If you’ve ever shared some love for The Changed drop me a line, I’d love to hear about it.

Little Red Exclamation Marks

Last night I was “hanging” as the kids say, with some of my friends of the writing persuasion.

fellow_kids

This is me, IRL

We get together about once a month and catch up. Sometimes we’re good and we trade pages, other times we spend the majority of our time having a beer and talking. Mostly about writer-ish topics. So when the topic of blogs and websites came up, one such friend — let’s call her Shmonica — wasted no time in pointing out that it’s been months since I even tweeted anything.

People pointing towards a senior business man

Guilty.

She’s right, of course. Generating content is a way of letting the people who care know that I’m still around, actively writing and getting a new novel together for them. It doesn’t have to be all original, either, she said. People may want to see the articles and blog posts that I find interesting, since they might enjoy that, too.

guilty_pup

Double guilty.

All good points. I think I’ll appoint her as my social media manager. A position that comes with a less than impressive title, no pay, and intangible benefits to be named later.

"I dub thee, Sir NotBePaid, of the most noble house of FreeLabor."

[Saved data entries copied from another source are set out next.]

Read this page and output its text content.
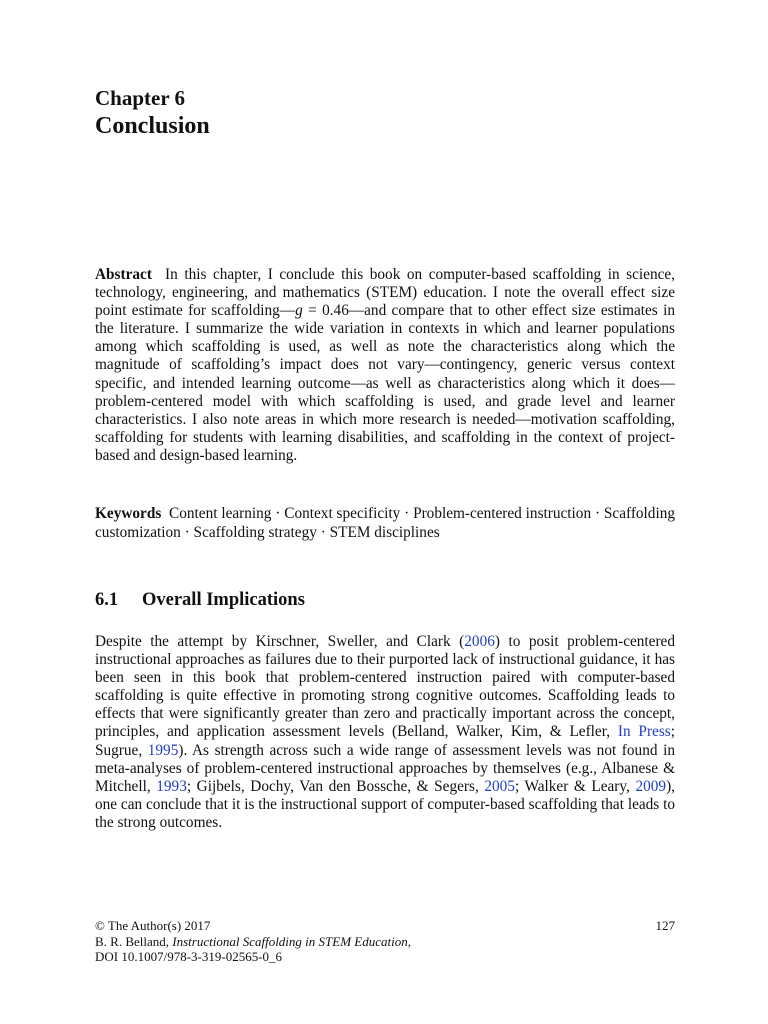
Chapter 6
Conclusion
Abstract In this chapter, I conclude this book on computer-based scaffolding in science, technology, engineering, and mathematics (STEM) education. I note the overall effect size point estimate for scaffolding—g = 0.46—and compare that to other effect size estimates in the literature. I summarize the wide variation in contexts in which and learner populations among which scaffolding is used, as well as note the characteristics along which the magnitude of scaffolding’s impact does not vary—contingency, generic versus context specific, and intended learning outcome—as well as characteristics along which it does—problem-centered model with which scaffolding is used, and grade level and learner characteristics. I also note areas in which more research is needed—motivation scaffolding, scaffolding for students with learning disabilities, and scaffolding in the context of project-based and design-based learning.
Keywords Content learning · Context specificity · Problem-centered instruction · Scaffolding customization · Scaffolding strategy · STEM disciplines
6.1 Overall Implications
Despite the attempt by Kirschner, Sweller, and Clark (2006) to posit problem-centered instructional approaches as failures due to their purported lack of instructional guidance, it has been seen in this book that problem-centered instruction paired with computer-based scaffolding is quite effective in promoting strong cognitive outcomes. Scaffolding leads to effects that were significantly greater than zero and practically important across the concept, principles, and application assessment levels (Belland, Walker, Kim, & Lefler, In Press; Sugrue, 1995). As strength across such a wide range of assessment levels was not found in meta-analyses of problem-centered instructional approaches by themselves (e.g., Albanese & Mitchell, 1993; Gijbels, Dochy, Van den Bossche, & Segers, 2005; Walker & Leary, 2009), one can conclude that it is the instructional support of computer-based scaffolding that leads to the strong outcomes.
© The Author(s) 2017
B. R. Belland, Instructional Scaffolding in STEM Education,
DOI 10.1007/978-3-319-02565-0_6
127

“I dub thee, Sir NotBePaid, of the most noble house of FreeLabor.”

This did get me thinking, though. I tend to shy away from posting frequently not simply because I’m too lazy to write blog posts (I am too lazy to write blog posts) but because sometimes I feel like we’re just inundated with stimulus, especially on the internet. You know what I mean? Maybe you’re on Facebook and you see some link that seems mildly interesting, so you click. Within two seconds you’re treated to an auto-playing video that blares through your speakers, the screen goes dark and a window pops up asking for your email address or to click some godforsaken “Like” button. An endearing process which will repeat itself every time you click the next arrow seven times on an article so mundane you can’t even remember what brought you there in the first place.

This is the first condition of the modern internet user experience. I just don’t want to be a part of that problem. So I don’t code that crap into my site. I don’t post click-bait. There’s also a less altruistic motive in there, too. See, I want you as a reader to actually care when I do post something.

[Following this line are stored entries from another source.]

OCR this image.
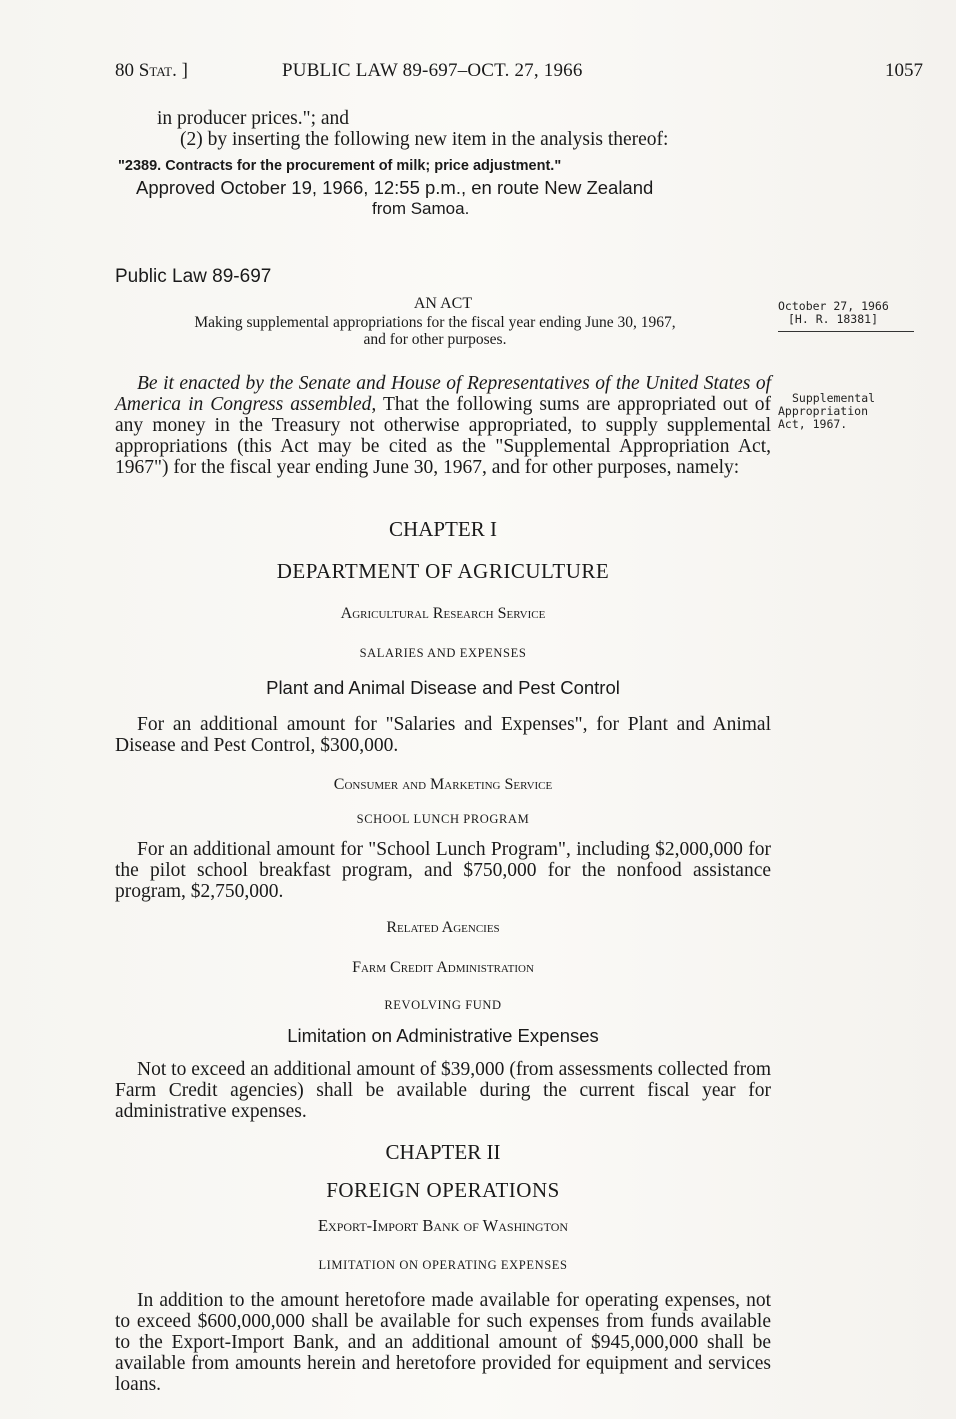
80 Stat. ]	PUBLIC LAW 89-697–OCT. 27, 1966	1057
in producer prices."; and
(2) by inserting the following new item in the analysis thereof:
"2389. Contracts for the procurement of milk; price adjustment."
Approved October 19, 1966, 12:55 p.m., en route New Zealand
from Samoa.
Public Law 89-697
AN ACT
Making supplemental appropriations for the fiscal year ending June 30, 1967,
and for other purposes.
October 27, 1966
[H. R. 18381]
Supplemental
Appropriation
Act, 1967.
Be it enacted by the Senate and House of Representatives of the United States of America in Congress assembled, That the following sums are appropriated out of any money in the Treasury not otherwise appropriated, to supply supplemental appropriations (this Act may be cited as the "Supplemental Appropriation Act, 1967") for the fiscal year ending June 30, 1967, and for other purposes, namely:
CHAPTER I
DEPARTMENT OF AGRICULTURE
Agricultural Research Service
SALARIES AND EXPENSES
Plant and Animal Disease and Pest Control
For an additional amount for "Salaries and Expenses", for Plant and Animal Disease and Pest Control, $300,000.
Consumer and Marketing Service
SCHOOL LUNCH PROGRAM
For an additional amount for "School Lunch Program", including $2,000,000 for the pilot school breakfast program, and $750,000 for the nonfood assistance program, $2,750,000.
Related Agencies
Farm Credit Administration
REVOLVING FUND
Limitation on Administrative Expenses
Not to exceed an additional amount of $39,000 (from assessments collected from Farm Credit agencies) shall be available during the current fiscal year for administrative expenses.
CHAPTER II
FOREIGN OPERATIONS
Export-Import Bank of Washington
LIMITATION ON OPERATING EXPENSES
In addition to the amount heretofore made available for operating expenses, not to exceed $600,000,000 shall be available for such expenses from funds available to the Export-Import Bank, and an additional amount of $945,000,000 shall be available from amounts herein and heretofore provided for equipment and services loans.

It’s like this. Ever worked in an office? I’ll assume that’s a yes. If not, just stick with me for a minute. In every office ecosystem there’s this one guy (dude, muchacho, cat, etc.) who manages to over-inflate the importance of everything they do. Every call is so important they’ll ring your desk over and over until they get you on the line. Every visit is so crucial that they’ll interrupt anyone’s conversation to explain their urgent business. And of course, every single one of their email comes through Microsoft Outlook with that goddamned red exclamation point on it, “Marked as important.”

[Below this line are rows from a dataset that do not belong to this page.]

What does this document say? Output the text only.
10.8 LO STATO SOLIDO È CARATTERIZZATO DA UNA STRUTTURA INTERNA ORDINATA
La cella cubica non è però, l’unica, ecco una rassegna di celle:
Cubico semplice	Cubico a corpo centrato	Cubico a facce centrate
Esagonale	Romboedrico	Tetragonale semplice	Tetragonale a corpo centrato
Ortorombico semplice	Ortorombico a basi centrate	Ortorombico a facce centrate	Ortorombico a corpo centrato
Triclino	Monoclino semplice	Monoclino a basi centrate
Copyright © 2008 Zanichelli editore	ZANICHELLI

Without fail, this person’s interruptions, intrusions, and emergencies are never important. They never in any way, shape, or form constitute a need for your immediate or undivided attention. This is the second aspect of the modern internet user experience. Every website now behaves like this idiot cohort as they vie for your attention. All headlines are tagged with cliche phrases like:

“…my jaw dropped!”

“10 Things that…”

“I lost it at…”

“You’ll never believe what she/he does next!”

“Oh, the Feels!”

“…and I’m dying!”

Credit to desertbeagle__

Credit to desertbeagle__

clickbait2

credit to collegehumor.com

My motive is to not do this either. Not only because the behavior makes my ass itch, but also because I know that as soon as I do start in with that crap? Not a single person will want to click on anything I post. Eventually, I’m going to post something I want readers to see. The release date of a novel. New cover artwork. A review I’m proud of. Anything else I think you would enjoy.

But there has to be a middle ground, doesn’t there? Some place between prolific click-baiting and the dead air that normally permeates my little slice of the blogosphere. I can do that. I can do better. And with the help of my new, unpaid social media manager, I can get started right away.